A key stage in voting through the European Commission’s mortgage directive has been delayed until next year against a backdrop of fears the regulation itself could be dropped as the eurozone crisis rages on.
The two committees scrutinising the directive were due to vote on amendments by December 19, but this has now been pushed back until an unspecified date early in 2012.
The European Parliament’s internal markets and consumer protection committee and economic and monetary affairs committee have published their reports on the directive and were due to vote through their amendments on November 22 and December 19 respectively.
But trade body the European Mortgage Federation’s latest Mortgage Info newsletter says that IMCO has been lobbying for extra time and successfully achieved an extension.

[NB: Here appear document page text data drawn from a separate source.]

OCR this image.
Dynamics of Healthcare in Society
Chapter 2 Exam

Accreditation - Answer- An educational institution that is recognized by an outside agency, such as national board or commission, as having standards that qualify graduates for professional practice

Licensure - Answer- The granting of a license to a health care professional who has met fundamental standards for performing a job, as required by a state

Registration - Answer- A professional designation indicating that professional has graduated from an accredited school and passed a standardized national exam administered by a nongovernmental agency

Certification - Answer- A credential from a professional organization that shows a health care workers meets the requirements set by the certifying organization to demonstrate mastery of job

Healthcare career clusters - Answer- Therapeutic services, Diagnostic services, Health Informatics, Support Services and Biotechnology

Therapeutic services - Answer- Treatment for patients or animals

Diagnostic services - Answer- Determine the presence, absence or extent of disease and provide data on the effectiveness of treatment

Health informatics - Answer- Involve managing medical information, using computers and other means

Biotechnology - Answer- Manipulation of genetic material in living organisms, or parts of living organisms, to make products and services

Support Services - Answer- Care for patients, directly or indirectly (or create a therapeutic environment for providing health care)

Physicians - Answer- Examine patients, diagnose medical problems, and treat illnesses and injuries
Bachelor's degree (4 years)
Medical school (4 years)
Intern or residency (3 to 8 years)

This has pushed back its vote to December 5 in Brussels. As a result ECON’s vote will be delayed until early 2012. It is understood that the reason for the delay is the sheer number of amendments to be tabled by the committees some 800 from ECON and another 300 from IMCO.
Paul Broadhead, head of mortgage policy at the Building Societies Association, says: “We do not want the amendments to be rushed, but this does mean the final vote through the European parliament will be later than planned.”

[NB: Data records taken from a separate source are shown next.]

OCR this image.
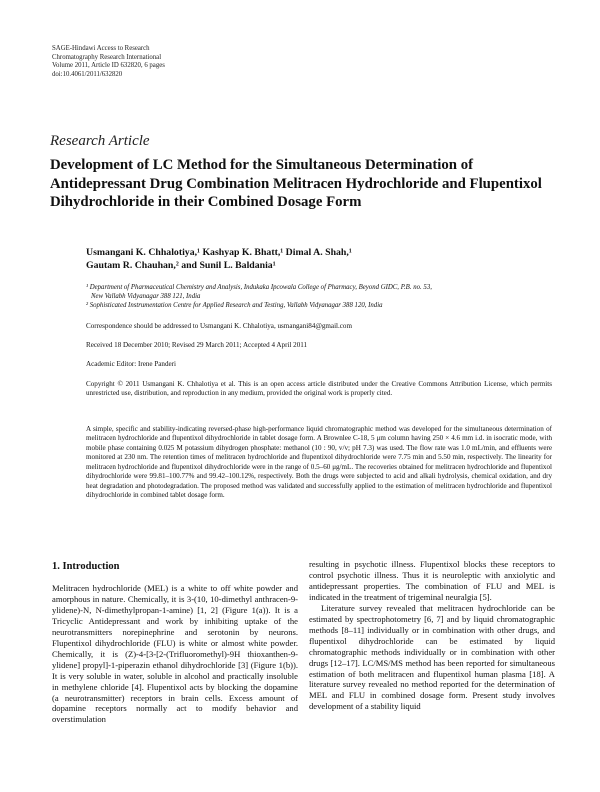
SAGE-Hindawi Access to Research
Chromatography Research International
Volume 2011, Article ID 632820, 6 pages
doi:10.4061/2011/632820
Research Article
Development of LC Method for the Simultaneous Determination of Antidepressant Drug Combination Melitracen Hydrochloride and Flupentixol Dihydrochloride in their Combined Dosage Form
Usmangani K. Chhalotiya,¹ Kashyap K. Bhatt,¹ Dimal A. Shah,¹
Gautam R. Chauhan,² and Sunil L. Baldania¹
¹ Department of Pharmaceutical Chemistry and Analysis, Indukaka Ipcowala College of Pharmacy, Beyond GIDC, P.B. no. 53,
New Vallabh Vidyanagar 388 121, India
² Sophisticated Instrumentation Centre for Applied Research and Testing, Vallabh Vidyanagar 388 120, India
Correspondence should be addressed to Usmangani K. Chhalotiya, usmangani84@gmail.com
Received 18 December 2010; Revised 29 March 2011; Accepted 4 April 2011
Academic Editor: Irene Panderi
Copyright © 2011 Usmangani K. Chhalotiya et al. This is an open access article distributed under the Creative Commons Attribution License, which permits unrestricted use, distribution, and reproduction in any medium, provided the original work is properly cited.
A simple, specific and stability-indicating reversed-phase high-performance liquid chromatographic method was developed for the simultaneous determination of melitracen hydrochloride and flupentixol dihydrochloride in tablet dosage form. A Brownlee C-18, 5 μm column having 250 × 4.6 mm i.d. in isocratic mode, with mobile phase containing 0.025 M potassium dihydrogen phosphate: methanol (10 : 90, v/v; pH 7.3) was used. The flow rate was 1.0 mL/min, and effluents were monitored at 230 nm. The retention times of melitracen hydrochloride and flupentixol dihydrochloride were 7.75 min and 5.50 min, respectively. The linearity for melitracen hydrochloride and flupentixol dihydrochloride were in the range of 0.5–60 μg/mL. The recoveries obtained for melitracen hydrochloride and flupentixol dihydrochloride were 99.81–100.77% and 99.42–100.12%, respectively. Both the drugs were subjected to acid and alkali hydrolysis, chemical oxidation, and dry heat degradation and photodegradation. The proposed method was validated and successfully applied to the estimation of melitracen hydrochloride and flupentixol dihydrochloride in combined tablet dosage form.
1. Introduction

Melitracen hydrochloride (MEL) is a white to off white powder and amorphous in nature. Chemically, it is 3-(10, 10-dimethyl anthracen-9-ylidene)-N, N-dimethylpropan-1-amine) [1, 2] (Figure 1(a)). It is a Tricyclic Antidepressant and work by inhibiting uptake of the neurotransmitters norepinephrine and serotonin by neurons. Flupentixol dihydrochloride (FLU) is white or almost white powder. Chemically, it is (Z)-4-[3-[2-(Trifluoromethyl)-9H thioxanthen-9-ylidene] propyl]-1-piperazin ethanol dihydrochloride [3] (Figure 1(b)). It is very soluble in water, soluble in alcohol and practically insoluble in methylene chloride [4]. Flupentixol acts by blocking the dopamine (a neurotransmitter) receptors in brain cells. Excess amount of dopamine receptors normally act to modify behavior and overstimulation

resulting in psychotic illness. Flupentixol blocks these receptors to control psychotic illness. Thus it is neuroleptic with anxiolytic and antidepressant properties. The combination of FLU and MEL is indicated in the treatment of trigeminal neuralgia [5].

Literature survey revealed that melitracen hydrochloride can be estimated by spectrophotometry [6, 7] and by liquid chromatographic methods [8–11] individually or in combination with other drugs, and flupentixol dihydrochloride can be estimated by liquid chromatographic methods individually or in combination with other drugs [12–17]. LC/MS/MS method has been reported for simultaneous estimation of both melitracen and flupentixol human plasma [18]. A literature survey revealed no method reported for the determination of MEL and FLU in combined dosage form. Present study involves development of a stability liquid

Meanwhile, MEP Sharon Bowles, chair of ECON, has warned that the eurozone crisis is threatening the directive’s existence.
Speaking at Mortgage Strategy’s Mortgage Masters conference in Buckinghamshire last week, she told delegates that in six months’ time neither the European Union nor the euro will exist.
When asked in Mortgage Strategy’s 60 Seconds With interview whether discussions about the directive seem like a sideshow now, Bowles replied: “It feels like moving deck chairs on the Titanic.”